Does 10,000 hours make you a master? In 2005, Malcolm Gladwell released the book Outliers: The Story of Success , which I just listened to as part of my audiobook adventure. In it, he examined what factors led some of the wealthiest people to success. He looked at why most elite level hockey players are born in the first three months of the year [side note: my son was born in February, so watch for him in the draft one day ;) ] and mentions throughout the book something referred to as "the 10,000 Hour Rule". He hypothesizes that it may be the key to reaching world-class expertise and mastery of one's craft and/or profession.
I've been in the financial world for a while now, so I thought that I'd take a look at my own practice and see how close to being a master I am. Here's how it breaks down:
Number of hours I work on plans in a week – 17 out of 40ish (I’m being honest, I slack sometimes)
10,000 hours to become a master divided by the 17 hours a week I work on plans = 11.3 years
I started my career in finance in May 2006 - 11 years ago!
So, according to this, I should be really close to becoming a master Financial Planner. I should be able to look at a client's portfolio and instantly come up with a plan. I mean, I've been doing it for 11 years! It's all about repetition, repeating the same thing, reproducing it, over and over again. But here's the thing: every client I meet is different. Each time I work with someone, they have different goals, different incomes, different time horizons.
Now, I'm not dismissing Gladwell's theory at all. I bet that if I were to practice the piano for 10,000 hours over the next 10 years, I'd get pretty good at it. However, that to me is working on one specific craft, whereas Financial Planning covers so many aspects of your life: investment management, tax planning, estate issues, insurance and risk management.....lots of moving parts. If I were to break down how long I have spent on each of these, I'd look like a rookie! That's why I work with a team of professionals who assist me in creating comprehensive plans.

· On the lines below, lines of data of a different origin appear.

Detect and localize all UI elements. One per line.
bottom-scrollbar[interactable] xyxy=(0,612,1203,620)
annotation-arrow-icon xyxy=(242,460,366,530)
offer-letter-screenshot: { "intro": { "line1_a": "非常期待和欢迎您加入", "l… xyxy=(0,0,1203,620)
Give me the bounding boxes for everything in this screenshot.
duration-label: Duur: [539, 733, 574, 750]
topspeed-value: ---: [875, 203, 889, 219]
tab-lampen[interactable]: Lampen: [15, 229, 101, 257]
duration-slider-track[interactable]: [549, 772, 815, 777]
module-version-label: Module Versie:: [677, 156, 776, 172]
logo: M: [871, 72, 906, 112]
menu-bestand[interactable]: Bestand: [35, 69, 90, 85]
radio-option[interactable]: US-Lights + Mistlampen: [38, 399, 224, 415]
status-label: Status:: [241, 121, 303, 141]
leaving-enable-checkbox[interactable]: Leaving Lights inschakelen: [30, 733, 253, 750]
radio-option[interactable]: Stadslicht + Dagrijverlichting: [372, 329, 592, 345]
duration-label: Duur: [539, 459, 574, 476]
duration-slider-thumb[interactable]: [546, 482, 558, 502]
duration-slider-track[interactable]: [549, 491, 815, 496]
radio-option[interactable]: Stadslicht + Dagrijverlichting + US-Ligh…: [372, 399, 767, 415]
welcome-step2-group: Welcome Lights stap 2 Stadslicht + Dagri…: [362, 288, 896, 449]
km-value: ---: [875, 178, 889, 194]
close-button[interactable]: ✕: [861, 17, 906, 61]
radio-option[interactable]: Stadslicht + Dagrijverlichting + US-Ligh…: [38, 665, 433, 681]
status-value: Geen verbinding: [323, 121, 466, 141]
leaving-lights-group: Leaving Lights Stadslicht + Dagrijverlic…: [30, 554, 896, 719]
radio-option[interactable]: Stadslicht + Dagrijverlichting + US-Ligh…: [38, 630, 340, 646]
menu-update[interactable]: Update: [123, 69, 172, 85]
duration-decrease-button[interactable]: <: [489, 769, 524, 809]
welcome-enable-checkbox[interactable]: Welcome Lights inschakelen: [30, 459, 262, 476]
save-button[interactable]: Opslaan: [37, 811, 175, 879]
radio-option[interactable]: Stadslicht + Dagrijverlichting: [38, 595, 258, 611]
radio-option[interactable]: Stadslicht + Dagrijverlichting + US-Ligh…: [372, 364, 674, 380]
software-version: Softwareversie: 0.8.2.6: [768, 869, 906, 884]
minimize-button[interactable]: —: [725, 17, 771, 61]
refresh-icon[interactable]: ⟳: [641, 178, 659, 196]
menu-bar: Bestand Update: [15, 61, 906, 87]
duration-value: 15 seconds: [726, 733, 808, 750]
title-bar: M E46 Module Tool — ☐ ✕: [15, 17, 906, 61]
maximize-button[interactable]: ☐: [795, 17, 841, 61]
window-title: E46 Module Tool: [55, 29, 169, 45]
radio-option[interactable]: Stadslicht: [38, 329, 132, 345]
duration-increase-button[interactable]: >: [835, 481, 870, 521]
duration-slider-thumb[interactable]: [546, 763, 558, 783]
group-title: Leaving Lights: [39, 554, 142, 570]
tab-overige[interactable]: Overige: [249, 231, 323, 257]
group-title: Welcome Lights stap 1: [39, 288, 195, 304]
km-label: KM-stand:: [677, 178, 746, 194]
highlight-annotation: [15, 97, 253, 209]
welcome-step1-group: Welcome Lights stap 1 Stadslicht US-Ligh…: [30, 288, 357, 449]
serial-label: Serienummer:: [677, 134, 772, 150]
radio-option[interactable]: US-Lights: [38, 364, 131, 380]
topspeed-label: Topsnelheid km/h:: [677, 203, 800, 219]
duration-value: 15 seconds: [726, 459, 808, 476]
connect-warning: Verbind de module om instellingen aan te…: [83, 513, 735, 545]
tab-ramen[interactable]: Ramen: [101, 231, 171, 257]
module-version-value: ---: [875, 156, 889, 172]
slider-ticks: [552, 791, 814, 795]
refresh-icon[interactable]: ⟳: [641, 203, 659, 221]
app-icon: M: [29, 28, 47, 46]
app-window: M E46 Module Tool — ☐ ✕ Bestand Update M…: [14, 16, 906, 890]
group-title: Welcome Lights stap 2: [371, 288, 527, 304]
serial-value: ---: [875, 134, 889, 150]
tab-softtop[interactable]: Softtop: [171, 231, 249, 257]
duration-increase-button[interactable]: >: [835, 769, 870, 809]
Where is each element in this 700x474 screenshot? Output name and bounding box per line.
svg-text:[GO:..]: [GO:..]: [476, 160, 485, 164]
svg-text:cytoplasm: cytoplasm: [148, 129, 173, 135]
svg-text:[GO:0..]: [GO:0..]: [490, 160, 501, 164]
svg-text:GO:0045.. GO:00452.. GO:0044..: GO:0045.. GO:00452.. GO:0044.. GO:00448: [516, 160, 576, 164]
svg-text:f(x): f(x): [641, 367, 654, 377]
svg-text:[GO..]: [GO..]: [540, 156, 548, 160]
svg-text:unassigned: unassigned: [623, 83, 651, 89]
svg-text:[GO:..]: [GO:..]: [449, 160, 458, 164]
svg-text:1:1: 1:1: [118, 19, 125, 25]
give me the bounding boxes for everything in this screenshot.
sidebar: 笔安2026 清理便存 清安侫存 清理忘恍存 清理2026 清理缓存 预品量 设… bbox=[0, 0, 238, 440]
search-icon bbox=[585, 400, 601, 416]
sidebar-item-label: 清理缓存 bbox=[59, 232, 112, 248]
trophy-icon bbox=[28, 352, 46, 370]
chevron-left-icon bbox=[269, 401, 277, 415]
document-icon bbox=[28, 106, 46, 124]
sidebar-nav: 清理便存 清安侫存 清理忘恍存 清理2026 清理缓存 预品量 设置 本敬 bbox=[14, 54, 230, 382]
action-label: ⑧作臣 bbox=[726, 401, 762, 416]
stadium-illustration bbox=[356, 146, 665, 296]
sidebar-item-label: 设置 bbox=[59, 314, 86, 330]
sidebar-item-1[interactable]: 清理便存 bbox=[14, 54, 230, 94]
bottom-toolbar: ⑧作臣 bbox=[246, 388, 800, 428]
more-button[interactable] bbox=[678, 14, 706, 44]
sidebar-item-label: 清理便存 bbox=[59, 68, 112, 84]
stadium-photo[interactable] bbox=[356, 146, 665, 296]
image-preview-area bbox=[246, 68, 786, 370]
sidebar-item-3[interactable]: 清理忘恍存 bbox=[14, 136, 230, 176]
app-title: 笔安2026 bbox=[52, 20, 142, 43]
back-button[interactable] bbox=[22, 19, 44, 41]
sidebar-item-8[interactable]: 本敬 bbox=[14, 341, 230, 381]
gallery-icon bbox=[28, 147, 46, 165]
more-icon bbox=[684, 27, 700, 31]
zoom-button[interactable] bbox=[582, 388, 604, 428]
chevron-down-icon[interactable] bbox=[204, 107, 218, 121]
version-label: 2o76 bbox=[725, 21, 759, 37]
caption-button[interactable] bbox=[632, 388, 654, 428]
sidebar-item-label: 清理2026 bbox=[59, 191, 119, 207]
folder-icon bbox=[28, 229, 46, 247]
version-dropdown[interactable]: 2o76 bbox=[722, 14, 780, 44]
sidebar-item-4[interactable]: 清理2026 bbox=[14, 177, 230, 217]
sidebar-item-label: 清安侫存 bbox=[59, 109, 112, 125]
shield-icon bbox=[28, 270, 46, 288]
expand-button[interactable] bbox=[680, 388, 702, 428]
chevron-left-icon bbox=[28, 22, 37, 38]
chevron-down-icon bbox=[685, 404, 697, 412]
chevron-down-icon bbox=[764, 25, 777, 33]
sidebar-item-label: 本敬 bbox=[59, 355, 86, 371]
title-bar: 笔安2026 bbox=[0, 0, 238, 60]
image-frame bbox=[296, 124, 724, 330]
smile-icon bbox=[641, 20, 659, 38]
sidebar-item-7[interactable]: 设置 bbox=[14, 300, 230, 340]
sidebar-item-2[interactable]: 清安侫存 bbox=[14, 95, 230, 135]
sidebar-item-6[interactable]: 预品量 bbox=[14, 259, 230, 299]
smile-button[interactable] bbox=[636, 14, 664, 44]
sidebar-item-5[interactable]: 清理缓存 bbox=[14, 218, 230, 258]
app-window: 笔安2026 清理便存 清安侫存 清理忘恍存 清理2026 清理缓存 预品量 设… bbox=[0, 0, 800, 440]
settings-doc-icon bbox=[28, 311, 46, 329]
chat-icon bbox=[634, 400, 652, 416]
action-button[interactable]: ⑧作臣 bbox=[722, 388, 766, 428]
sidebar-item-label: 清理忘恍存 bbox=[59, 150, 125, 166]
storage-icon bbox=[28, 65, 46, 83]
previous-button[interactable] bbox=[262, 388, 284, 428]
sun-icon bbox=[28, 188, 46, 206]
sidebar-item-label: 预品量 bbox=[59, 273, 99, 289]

Let's also keep in mind that the financial planning world is dynamic and changes all the time. Just these last 12 months have seen changes in the investment world (the growing popularity of ETFs, Robo-Advisors, and new fee transparency rules), life insurance world (updated mortality tables used to assess risk and premiums) and the tax laws change constantly. What I'm trying to say is what worked before might not work again. What your plan said would work 10,000 hours ago may not work now.
When was the last time you updated your plan? Your financial plan should be as dynamic as the world around you. Each year brings with it new rules, new products, new risks and brings you one year closer to your ultimate goal(s).
So, does 10,000 hours of working on Financial Plans make me a master at it? Hardly, but I love every minute of practice time! Think of what I can help you achieve in the next 10,000 hours of your life.